Lentement des souvenirs faisaient surface : il se revoyait avec
son ami pour fêter la signature qui unirait leurs deux entreprises,
signature importante, vitale même pour lui, laquelle aurait lieu
lors d'un déjeuner amical. Il avait dû boire plus que de raison,
se souvint de son état légèrement comateux …. était-ce avant ou
après la signature ? « J'ai été drogué » se
dit-il la peur fouissant de nouveau ses entrailles avec
violence. La bile remonta à sa gorge. Il se leva et s'éloigna pour
vomir. Son cœur battait beaucoup trop vite, il devait se calmer,
chercher encore si ces souvenirs étaient réels ; peut-être
rêvait-il ...
Soudain, il
crût entendre son prénom ! On le recherchait donc pour
l'achever ? Mais il ne se laisserait pas faire, il lutterait
pour sauver sa peau, il voulait vivre !
Il se
laissa choir dans l'abri
feuillu, reprit son carnet et son crayon qu'il mordilla et se
concentra de nouveau pour coller tous ses
souvenirs en une trame compréhensible et logique.
Des images
précises se formaient maintenant : il se revoyait dans la salle
à manger d'un restaurant
familier, tous les documents posés sur la table en attendant les
plats commandés ; il
avait signé les
papiers après
avoir bu un verre,
puis
un ou
deux autres
supplémentaires pour
solenniser son paraphe,
avait été encouragé
à en prendre encore un.
Ce dernier ne
devait-il
pas contenir
de la drogue ?
Il se sentait partir à la dérive, sa bouche était pâteuse, sa
tête devenait lourde, très
lourde, sa vue se
brouillait …. et il tombait dans un trou noir. Puis il avait dû
être mis de force dans le coffre d'une voiture à destination de
cette maudite forêt. Mais pourquoi lui avoir fait subir ce
traumatisme ? Il ne comprenait toujours pas les raisons de cette
machiavélique mascarade.
Et voilà
où il en était réduit maintenant : fuir et se cacher pour
rester en vie. Mais cela était inacceptable, car comment pourrait-il
fuir toujours ? Il avait une vie agréable, une femme, des
enfants, un travail qui lui plaisait ! Non il ne renoncerait à
rien de tout cela.
Son cœur
s'emplit de chagrin et de colère mêlés ; la peur disparut.
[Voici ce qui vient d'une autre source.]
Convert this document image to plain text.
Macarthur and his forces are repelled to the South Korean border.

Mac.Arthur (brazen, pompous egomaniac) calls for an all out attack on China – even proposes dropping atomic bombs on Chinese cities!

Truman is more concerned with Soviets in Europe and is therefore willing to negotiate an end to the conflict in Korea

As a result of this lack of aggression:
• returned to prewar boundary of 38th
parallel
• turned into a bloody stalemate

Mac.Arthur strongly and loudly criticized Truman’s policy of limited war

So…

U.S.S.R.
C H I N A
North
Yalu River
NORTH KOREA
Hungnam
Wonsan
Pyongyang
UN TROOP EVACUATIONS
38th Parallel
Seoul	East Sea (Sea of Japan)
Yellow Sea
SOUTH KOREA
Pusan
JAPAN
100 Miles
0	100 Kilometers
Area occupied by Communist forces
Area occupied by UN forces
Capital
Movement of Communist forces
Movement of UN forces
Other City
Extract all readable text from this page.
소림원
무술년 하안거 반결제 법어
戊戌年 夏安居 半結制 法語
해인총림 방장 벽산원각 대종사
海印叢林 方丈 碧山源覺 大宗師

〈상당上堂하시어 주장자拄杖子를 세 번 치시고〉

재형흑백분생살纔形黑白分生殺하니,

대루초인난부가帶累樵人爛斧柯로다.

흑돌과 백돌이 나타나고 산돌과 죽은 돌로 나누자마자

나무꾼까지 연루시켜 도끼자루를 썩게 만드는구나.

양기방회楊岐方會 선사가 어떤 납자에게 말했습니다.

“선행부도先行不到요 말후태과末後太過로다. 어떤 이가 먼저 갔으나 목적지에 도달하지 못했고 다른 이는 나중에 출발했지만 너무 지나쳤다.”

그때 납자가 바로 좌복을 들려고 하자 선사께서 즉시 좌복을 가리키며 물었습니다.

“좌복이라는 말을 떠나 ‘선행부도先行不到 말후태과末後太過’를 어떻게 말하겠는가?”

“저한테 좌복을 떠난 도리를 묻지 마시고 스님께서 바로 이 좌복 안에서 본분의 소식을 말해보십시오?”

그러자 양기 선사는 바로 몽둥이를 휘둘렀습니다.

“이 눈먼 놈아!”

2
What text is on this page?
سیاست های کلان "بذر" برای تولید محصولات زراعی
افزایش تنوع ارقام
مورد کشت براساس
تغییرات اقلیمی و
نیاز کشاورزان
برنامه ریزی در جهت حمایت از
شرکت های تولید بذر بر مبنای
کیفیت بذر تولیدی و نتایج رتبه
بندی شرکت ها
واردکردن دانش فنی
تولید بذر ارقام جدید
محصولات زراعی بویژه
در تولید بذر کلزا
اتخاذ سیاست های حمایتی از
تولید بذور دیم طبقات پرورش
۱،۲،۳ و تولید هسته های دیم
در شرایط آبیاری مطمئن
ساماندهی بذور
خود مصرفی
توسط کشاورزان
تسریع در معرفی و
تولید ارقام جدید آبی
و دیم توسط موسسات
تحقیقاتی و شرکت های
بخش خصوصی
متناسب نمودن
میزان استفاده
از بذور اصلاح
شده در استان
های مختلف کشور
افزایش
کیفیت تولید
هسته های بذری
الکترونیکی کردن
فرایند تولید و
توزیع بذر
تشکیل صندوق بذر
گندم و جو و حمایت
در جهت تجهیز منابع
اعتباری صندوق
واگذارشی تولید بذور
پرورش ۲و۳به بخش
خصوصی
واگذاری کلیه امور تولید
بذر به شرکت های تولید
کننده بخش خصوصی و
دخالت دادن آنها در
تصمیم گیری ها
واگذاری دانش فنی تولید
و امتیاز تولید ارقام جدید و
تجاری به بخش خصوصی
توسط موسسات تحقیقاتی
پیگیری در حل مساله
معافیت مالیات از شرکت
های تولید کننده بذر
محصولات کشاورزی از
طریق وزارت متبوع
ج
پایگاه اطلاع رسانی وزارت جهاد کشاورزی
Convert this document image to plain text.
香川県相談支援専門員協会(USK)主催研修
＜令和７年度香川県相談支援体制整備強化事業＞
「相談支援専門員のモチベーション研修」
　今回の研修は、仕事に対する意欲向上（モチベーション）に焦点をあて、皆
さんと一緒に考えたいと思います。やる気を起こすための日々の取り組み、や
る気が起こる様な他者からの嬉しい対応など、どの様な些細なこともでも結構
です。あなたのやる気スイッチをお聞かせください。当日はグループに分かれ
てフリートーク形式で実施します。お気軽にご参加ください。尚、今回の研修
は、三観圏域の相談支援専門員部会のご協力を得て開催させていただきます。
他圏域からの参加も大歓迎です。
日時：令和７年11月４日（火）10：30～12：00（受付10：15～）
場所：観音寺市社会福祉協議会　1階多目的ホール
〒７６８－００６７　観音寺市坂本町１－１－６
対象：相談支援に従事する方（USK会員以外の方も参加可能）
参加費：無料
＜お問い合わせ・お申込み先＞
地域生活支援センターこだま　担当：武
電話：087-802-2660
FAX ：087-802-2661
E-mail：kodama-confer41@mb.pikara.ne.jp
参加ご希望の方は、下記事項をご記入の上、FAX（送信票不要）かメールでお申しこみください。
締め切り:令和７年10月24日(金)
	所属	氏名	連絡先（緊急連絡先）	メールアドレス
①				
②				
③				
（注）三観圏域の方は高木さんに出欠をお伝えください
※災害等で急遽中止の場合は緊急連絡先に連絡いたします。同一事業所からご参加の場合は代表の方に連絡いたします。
Une force nouvelle lui donnait des ailes. Il allait se lever, quitter
cette hutte, sortir de la forêt coûte que coûte et reprendre sa
vie en main. Car il y avait sûrement une explication à ce
cauchemar et il ferait tout pour la connaître. Oui, il exigerait que
Philippe lui donne des éclaircissements sur son attitude, et
peut-être les choses pourraient-elles s'arranger, après tout, ils
étaient amis n'est-ce-pas ?
Des bruits
indéterminés agaçaient ses oreilles ; une voix, tel un
bourdonnement lointain dérangeait ses pensées, l'empêchant de se
concentrer. Il secoua la tête comme s'il voulait chasser des guêpes
vrombrissantes. Puis, de plus en plus proche, une voix féminine
qu'il connaissait bien s'imposât, autoritaire, impérative. Les mots
claquaient, nets et précis le forçant à reprendre conscience et à
ouvrir les yeux. Il essayait, en vain, se débattant dans le noir, il
avait l'impression qu'une araignée géante et velue s'étalait dans
son cerveau, se repaissant de ses neurones. Il luttait avec fureur,
mais se sentait moucheron face à l'énorme tarentule qui
l'obligerait bientôt à danser pour éviter l'engourdissement fatal.
Sa tête ballottait à droite et à gauche. Il espérait le silence,
l'attendait, l'exigeait. Il voulait parler mais aucun son ne forçait
le barrage de ses lèvres. Les mots entraient dans son crâne pour
aussitôt en ressortir, sans laisser aucune trace, sans s'imprimer.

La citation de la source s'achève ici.